According to Naranjo’s opposition to the DOR’s motion to dismiss, Naranjo has been incarcerated since 1996 and is not due to be released until 2007.
The documentation identified in the notice of noncompliance as “necessary to establish that no arrearage exists includes a court order establishing an arrears balance at zero, copies of direct payments or canceled checks, or an affidavit from your employer verifying that payments were remitted on your behalf.”
To prove that there has been compliance with the terms of a child support order, Naranjo was required to “provide copies of canceled checks, pay stubs, an affidavit from your employer verifying that they have remitted payments on your behalf, or other proof of payment.”
We note as well that, even lacking jurisdiction, the Superior Court judge, in this case, need not have dismissed the complaint on that ground, but could have “ask[ed] the Chief Administrative Justice to transfer the case, or the judge, or both, to the appropriate department of the Trial Court.” Konstantopoulos v. Whately, 384 Mass. 123, 129 (1981).
Section 16(a)(1) defines “final determination of delinquency” to mean “an administrative finding by the [DOR] that an obligor owes a child support arrearage that is subject to a child support lien under section 6 [of chapter 119A].” G. L. c. 119A, § 16(a)(1), as appearing in St. 1998, c. 64, § 177.
The DOR, as the IV-D agency, is empowered to notify the. obligor owing a child support arrearage “that unless the obligor requests, within 30 days of the date of such notice, a hearing before the department, the IV-D agency may issue a final determination of delinquency,” and thereupon “shall notify the licensing authority to suspend, revoke or prohibit issuance or renewal of the license of the obligor.” Id. at § 16(b), as appearing in St. 1998, c. 64, § 177.
As identified by the request for administrative review form that was supplied to Naranjo, such documentation consists of “[c]anceled checks or money orders; [c]hild support orders or modifications to them; [p]ay stubs that show monies withheld for child support; [l]etters from employers who have withheld wages from [his] salary in connection with income assignments; [Receipts for child support payments made in cash; or [a] letter from the court through which [his] child support is paid documenting the amount of [his] arrears.” See notes 4, 6, and 7, supra.

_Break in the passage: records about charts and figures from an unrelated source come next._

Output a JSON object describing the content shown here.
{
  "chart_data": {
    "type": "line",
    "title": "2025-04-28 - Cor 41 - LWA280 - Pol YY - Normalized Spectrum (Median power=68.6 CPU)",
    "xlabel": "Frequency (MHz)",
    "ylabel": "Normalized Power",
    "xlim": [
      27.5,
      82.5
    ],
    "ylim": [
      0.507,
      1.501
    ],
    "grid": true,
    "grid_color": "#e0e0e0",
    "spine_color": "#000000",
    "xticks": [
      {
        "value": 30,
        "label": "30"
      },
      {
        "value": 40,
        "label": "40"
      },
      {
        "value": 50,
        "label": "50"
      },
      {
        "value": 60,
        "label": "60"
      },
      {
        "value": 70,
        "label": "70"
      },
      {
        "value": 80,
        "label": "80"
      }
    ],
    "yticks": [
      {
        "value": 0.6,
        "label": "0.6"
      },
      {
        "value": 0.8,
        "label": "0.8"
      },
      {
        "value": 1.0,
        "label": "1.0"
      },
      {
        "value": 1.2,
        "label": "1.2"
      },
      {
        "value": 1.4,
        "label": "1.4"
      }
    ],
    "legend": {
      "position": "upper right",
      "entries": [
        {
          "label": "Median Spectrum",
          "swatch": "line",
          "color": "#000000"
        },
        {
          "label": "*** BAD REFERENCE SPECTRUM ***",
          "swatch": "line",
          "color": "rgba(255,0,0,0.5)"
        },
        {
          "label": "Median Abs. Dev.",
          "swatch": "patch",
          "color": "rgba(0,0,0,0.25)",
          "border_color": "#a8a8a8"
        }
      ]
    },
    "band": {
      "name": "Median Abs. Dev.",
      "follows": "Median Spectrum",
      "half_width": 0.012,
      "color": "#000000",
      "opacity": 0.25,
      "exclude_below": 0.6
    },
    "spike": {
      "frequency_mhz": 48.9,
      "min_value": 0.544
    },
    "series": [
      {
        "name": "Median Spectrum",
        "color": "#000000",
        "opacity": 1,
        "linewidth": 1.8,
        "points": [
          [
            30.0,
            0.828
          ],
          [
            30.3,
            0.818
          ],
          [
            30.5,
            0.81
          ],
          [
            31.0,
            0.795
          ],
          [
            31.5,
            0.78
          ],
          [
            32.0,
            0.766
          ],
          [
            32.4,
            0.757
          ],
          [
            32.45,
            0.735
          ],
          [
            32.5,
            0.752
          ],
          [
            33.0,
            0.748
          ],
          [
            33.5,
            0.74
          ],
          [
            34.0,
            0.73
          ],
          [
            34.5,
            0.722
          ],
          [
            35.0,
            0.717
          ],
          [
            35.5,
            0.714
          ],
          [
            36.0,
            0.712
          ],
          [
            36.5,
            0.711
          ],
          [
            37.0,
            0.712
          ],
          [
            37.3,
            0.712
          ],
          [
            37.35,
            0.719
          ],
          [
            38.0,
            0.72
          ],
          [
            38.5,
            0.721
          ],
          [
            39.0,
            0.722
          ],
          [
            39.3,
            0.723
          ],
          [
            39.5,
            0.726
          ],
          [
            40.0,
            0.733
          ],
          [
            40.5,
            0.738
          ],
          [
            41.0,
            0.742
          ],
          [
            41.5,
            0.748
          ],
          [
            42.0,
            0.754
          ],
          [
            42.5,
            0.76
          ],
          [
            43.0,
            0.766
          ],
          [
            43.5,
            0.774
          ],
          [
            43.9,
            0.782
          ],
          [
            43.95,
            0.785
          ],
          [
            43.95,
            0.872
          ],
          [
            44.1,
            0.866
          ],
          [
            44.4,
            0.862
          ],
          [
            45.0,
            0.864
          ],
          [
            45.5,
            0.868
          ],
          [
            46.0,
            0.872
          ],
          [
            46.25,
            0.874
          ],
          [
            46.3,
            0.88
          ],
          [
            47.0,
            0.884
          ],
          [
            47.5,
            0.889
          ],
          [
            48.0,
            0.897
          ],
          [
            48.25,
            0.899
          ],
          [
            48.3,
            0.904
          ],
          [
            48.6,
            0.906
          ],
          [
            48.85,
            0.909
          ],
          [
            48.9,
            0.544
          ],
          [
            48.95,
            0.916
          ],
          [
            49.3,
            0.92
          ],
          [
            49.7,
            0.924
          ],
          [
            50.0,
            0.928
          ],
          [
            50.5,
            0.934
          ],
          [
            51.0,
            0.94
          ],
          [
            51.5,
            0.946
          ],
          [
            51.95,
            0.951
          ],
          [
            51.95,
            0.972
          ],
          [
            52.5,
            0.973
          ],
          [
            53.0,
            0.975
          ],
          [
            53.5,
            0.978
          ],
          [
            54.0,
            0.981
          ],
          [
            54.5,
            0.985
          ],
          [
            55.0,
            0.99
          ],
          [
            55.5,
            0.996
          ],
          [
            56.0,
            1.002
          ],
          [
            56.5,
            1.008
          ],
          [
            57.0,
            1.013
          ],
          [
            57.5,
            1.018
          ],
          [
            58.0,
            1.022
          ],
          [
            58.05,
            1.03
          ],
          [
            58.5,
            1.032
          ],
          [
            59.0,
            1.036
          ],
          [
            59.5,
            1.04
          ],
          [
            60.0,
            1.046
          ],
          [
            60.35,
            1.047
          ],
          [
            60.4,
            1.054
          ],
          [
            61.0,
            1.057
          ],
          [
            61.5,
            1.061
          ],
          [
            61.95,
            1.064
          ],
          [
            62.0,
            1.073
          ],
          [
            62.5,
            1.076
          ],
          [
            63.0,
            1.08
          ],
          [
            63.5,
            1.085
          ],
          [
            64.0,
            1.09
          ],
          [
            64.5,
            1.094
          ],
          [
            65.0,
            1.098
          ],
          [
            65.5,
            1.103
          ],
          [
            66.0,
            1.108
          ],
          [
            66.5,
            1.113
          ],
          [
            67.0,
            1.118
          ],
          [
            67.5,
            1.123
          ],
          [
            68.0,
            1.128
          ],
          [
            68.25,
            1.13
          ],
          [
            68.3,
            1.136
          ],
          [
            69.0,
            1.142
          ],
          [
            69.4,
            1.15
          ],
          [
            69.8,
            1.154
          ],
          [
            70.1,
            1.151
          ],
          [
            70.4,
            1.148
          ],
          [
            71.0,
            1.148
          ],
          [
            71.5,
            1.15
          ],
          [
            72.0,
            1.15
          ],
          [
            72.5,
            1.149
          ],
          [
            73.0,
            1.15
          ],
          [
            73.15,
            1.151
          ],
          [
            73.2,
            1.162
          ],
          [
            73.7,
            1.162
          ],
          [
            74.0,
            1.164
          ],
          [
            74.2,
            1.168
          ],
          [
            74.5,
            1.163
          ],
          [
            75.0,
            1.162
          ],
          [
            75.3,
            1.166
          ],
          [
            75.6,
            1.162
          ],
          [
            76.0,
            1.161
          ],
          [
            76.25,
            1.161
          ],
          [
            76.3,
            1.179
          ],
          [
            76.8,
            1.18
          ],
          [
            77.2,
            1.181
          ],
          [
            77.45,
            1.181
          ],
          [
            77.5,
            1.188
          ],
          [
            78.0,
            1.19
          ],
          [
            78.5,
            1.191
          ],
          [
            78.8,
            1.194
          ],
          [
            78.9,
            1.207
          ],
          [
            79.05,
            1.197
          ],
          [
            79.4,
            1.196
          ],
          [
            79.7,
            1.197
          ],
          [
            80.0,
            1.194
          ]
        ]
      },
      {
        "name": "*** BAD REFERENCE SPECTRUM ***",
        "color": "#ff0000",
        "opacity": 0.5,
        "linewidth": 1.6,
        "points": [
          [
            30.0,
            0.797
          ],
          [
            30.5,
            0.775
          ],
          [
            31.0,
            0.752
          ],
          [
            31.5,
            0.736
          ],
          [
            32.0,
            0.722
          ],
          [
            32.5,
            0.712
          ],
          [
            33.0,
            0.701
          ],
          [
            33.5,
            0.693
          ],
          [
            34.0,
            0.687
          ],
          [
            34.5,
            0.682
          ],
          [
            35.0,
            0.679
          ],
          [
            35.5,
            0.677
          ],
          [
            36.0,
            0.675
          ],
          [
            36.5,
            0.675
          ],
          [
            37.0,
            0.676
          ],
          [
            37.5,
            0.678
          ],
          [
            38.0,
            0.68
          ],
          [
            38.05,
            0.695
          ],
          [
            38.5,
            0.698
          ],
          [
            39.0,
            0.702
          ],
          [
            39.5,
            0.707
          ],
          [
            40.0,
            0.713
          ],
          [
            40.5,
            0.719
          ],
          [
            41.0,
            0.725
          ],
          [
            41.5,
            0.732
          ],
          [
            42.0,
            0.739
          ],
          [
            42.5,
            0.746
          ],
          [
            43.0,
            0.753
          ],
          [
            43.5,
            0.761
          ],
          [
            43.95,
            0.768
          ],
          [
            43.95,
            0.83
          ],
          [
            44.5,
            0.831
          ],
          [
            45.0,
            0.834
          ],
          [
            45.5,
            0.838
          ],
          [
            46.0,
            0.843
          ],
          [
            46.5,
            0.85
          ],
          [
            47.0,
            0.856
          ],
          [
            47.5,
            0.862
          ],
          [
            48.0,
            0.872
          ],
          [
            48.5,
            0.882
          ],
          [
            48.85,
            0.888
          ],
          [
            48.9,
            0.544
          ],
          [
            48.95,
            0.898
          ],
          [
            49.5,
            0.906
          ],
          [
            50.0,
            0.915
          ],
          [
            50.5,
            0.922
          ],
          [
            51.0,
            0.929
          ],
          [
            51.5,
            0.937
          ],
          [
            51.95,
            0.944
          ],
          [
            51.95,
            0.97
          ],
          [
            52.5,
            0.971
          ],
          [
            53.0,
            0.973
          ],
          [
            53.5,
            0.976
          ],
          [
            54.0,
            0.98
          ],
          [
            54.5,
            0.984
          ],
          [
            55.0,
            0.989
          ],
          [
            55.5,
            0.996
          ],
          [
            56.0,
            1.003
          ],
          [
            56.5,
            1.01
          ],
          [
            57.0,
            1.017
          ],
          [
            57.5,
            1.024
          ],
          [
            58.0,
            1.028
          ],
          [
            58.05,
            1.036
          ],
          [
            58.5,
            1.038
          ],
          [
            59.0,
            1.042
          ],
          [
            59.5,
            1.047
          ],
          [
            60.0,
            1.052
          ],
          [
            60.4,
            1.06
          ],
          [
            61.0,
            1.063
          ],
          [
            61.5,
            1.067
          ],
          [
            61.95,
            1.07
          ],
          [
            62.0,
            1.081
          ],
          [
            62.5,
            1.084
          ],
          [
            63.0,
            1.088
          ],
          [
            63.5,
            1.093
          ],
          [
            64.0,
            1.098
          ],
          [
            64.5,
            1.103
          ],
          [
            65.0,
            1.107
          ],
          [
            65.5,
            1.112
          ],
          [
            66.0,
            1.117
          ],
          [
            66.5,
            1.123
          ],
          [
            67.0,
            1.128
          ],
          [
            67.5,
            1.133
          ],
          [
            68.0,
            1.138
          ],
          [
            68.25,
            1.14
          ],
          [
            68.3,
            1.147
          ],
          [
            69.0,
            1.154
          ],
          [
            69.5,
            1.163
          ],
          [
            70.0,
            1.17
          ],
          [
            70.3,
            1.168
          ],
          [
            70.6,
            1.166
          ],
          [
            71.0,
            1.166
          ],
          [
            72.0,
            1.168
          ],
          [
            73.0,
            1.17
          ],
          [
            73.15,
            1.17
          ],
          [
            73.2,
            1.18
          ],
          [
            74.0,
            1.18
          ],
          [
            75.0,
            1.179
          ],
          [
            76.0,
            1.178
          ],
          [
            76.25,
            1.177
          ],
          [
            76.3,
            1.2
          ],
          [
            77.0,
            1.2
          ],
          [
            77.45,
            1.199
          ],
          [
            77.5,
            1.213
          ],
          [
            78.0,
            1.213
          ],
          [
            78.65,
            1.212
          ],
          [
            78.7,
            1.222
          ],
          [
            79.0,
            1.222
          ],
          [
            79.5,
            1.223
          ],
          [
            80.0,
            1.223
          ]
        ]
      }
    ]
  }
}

It has not been made clear on the record or by the parties whether all or a portion of this claimed amount is in fact not being sought on Juana’s behalf, but pursuant to the Commonwealth’s right to subrogation on any transitional assistance monies that she received pursuant to G. L. c. 119A, § 3.
The divorce judgment conforms to the intent of the statute, which calls for review and, if appropriate, modification of a support order in accordance with the child support guidelines “every three years, or more frequently, as the commissioner may by regulation determine.” G. L. c. 119A, § 3B, inserted by St. 1998, c. 64, § 77. Because the provisions in the divorce judgment calling for annual adjustment are self-effectuating, they do not constitute retroactive modifications, which c. 119A prohibits “except with respect to any period during which there is pending a complaint for modification,” and the obligee has notice of same. G. L. c. 119A, § 13(a), inserted by St. 1987, c. 714, § 1. See Naranjo v. Naranjo, ante 256, 259 (2005).
In addition, Naranjo’s affidavit states that he had an agreement with Juana regarding child support payments during the period of his incarceration. See Naranjo v. Naranjo, supra at 257.